Financial Literacy

Why Financial Literacy Education in US Schools Is Failing Students

Lucas Kang
Staff Writer

Financial literacy remains low in the US, as a 2025 national assessment found that US adults averaged only 49% of personal finance questions answered correctly. Young Americans were the most illiterate, as Gen Z respondents only averaged 38% correct, the lowest out of any generation surveyed. This poses a serious problem to financial health, as a lack of financial awareness correlates to higher economic fragility, greater debt constraints, and lower amounts of emergency savings.

Widespread financial illiteracy can be attributed to a lack of consistent access to financial education. All 50 states now include personal finance in their educational standards, but a 2024 report by the Council for Economic Education found only 35 states explicitly mandate it for high school graduation. Out of these 35 states, 20 require students to take a stand-alone finance course, while the rest infuse them with related courses, like economics or civics. Studies suggest that only students who take mandatory, stand-alone courses in personal finance will score higher on financial literacy tests.

Teaching discrepancies in financial education further exacerbate a lack of financial knowledge. Approximately half of US states provide teachers with tailored training and materials to teach personal finance as per the state’s curriculum standards. Some states may only provide links or resources from private organizations. A lesser fraction provides no training at all. Unfortunately, since teachers are not traditionally trained in finance, uneven training translates to sizable differences in how financial concepts are taught from district to district.

The good news is that states are now making rapid progress to expand high-impact financial literacy education. Between 2022 and 2024 alone, 12 states passed new laws mandating standalone personal finance courses in high schools, insuring high-quality financial education for 21% of high school students. 2025 alone saw four more states do the same, including Texas, which is home to over 1.6 million high school students.

However, even when strong policies are passed, implementation can still fall short. Michigan was one of the 12 states that recently adopted a mandatory standalone financial literacy course, but its Department of Education did not implement the mandate nor provide any training materials for teachers, leading to little real change in how students are taught financial literacy. Similar regulatory hurdles could arise in other states if legislators do not take precautions against poorly designed mandates.

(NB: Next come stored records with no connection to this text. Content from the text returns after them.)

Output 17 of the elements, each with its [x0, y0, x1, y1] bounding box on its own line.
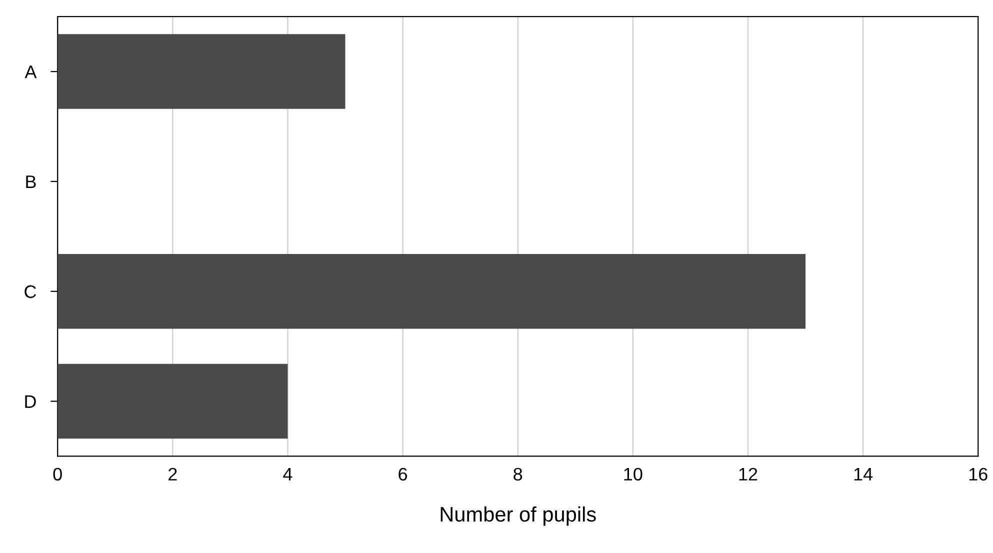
- bar: [58, 364, 288, 439]
- x-tick-label: 10: [624, 468, 642, 481]
- bar: [58, 254, 806, 329]
- x-tick-label: 0: [53, 468, 62, 481]
- x-tick-label: 12: [739, 468, 758, 480]
- x-tick-label: 16: [969, 468, 988, 481]
- bar: [58, 34, 346, 109]
- y-tick-label: C: [24, 285, 36, 298]
- x-tick-label: 6: [398, 468, 408, 481]
- x-tick-label: 2: [168, 468, 177, 480]
- x-axis-title: Number of pupils: [440, 506, 596, 526]
- x-tick-label: 8: [514, 468, 522, 481]
- x-tick-label: 4: [283, 468, 292, 480]
- y-tick-label: D: [25, 395, 36, 408]
- y-tick-label: A: [24, 66, 37, 78]
- y-tick-label: B: [26, 176, 36, 188]
- x-tick-label: 14: [854, 468, 873, 480]
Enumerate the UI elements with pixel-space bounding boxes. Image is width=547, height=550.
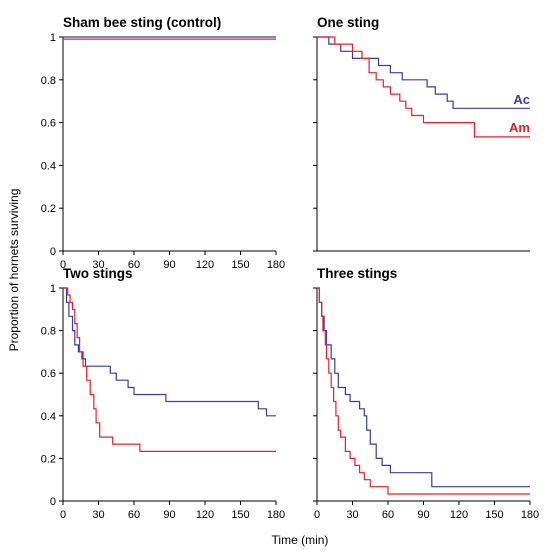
x-tick-label: 150 [231, 259, 249, 271]
y-tick-label: 1 [50, 32, 56, 44]
panel-title: Three stings [317, 266, 397, 281]
x-tick-label: 0 [314, 509, 320, 521]
x-tick-label: 150 [485, 509, 503, 521]
y-axis-label: Proportion of hornets surviving [7, 189, 21, 352]
series-line-am [317, 287, 530, 495]
legend-label-am: Am [509, 120, 530, 135]
legend-label-ac: Ac [513, 92, 530, 107]
y-tick-label: 0.2 [41, 453, 56, 465]
x-tick-label: 30 [346, 509, 358, 521]
series-line-am [317, 36, 530, 138]
x-tick-label: 0 [60, 259, 66, 271]
x-tick-label: 90 [163, 509, 175, 521]
x-tick-label: 90 [417, 509, 429, 521]
y-tick-label: 0.6 [41, 118, 56, 130]
series-line-am [63, 287, 276, 452]
y-tick-label: 0.2 [41, 203, 56, 215]
x-tick-label: 120 [450, 509, 468, 521]
panels-group: Sham bee sting (control)00.20.40.60.810 3… [41, 15, 539, 521]
series-line-ac [317, 36, 530, 109]
x-tick-label: 30 [92, 259, 104, 271]
y-tick-label: 0.8 [41, 326, 56, 338]
x-tick-label: 60 [382, 509, 394, 521]
x-axis-label: Time (min) [272, 533, 329, 547]
panel-1: Sham bee sting (control) 0 0.2 0.4 0.6 0.8 1 0 3… [41, 15, 285, 271]
x-tick-label: 60 [128, 509, 140, 521]
series-line-ac [63, 287, 276, 417]
panel-4: Three stings 0 30 60 90 120 150 180 [313, 266, 539, 521]
y-tick-label: 0.8 [41, 75, 56, 87]
x-tick-label: 90 [163, 259, 175, 271]
x-tick-label: 60 [128, 259, 140, 271]
y-tick-label: 0.4 [41, 160, 56, 172]
x-tick-label: 0 [60, 509, 66, 521]
y-tick-label: 0 [50, 496, 56, 508]
x-tick-label: 180 [267, 509, 285, 521]
x-tick-label: 30 [92, 509, 104, 521]
x-tick-label: 180 [267, 259, 285, 271]
panel-title: Two stings [63, 266, 133, 281]
y-tick-label: 1 [50, 283, 56, 295]
x-tick-label: 150 [231, 509, 249, 521]
panel-2: One sting Ac Am [313, 15, 530, 252]
y-tick-label: 0.6 [41, 368, 56, 380]
x-tick-label: 120 [196, 259, 214, 271]
y-tick-label: 0 [50, 246, 56, 258]
x-tick-label: 180 [521, 509, 539, 521]
panel-title: One sting [317, 15, 379, 30]
x-tick-label: 120 [196, 509, 214, 521]
y-tick-label: 0.4 [41, 411, 56, 423]
panel-3: Two stings 0 0.2 0.4 0.6 0.8 1 0 30 60 90 120 150 180 [41, 266, 285, 521]
series-line-ac [317, 287, 530, 488]
panel-title: Sham bee sting (control) [63, 15, 221, 30]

States should also seek to expand curricula in topics adjacent to personal finance. Mathematics courses help students analyze quantitative concepts such as compound interest. In economics, students understand how markets and incentives shape Americans’ financial choices. Government and politics classes can explain the role of the U.S. government in taxation, regulation, and public benefits.

Until personal finance education is consistently and effectively delivered, national literacy rates are unlikely to rise past 49%. Low financial awareness will continue to exacerbate high amounts of debt, less savings, and greater instability in future generations. Addressing these gaps is necessary to guide these generations through even the toughest of financial decisions in adulthood.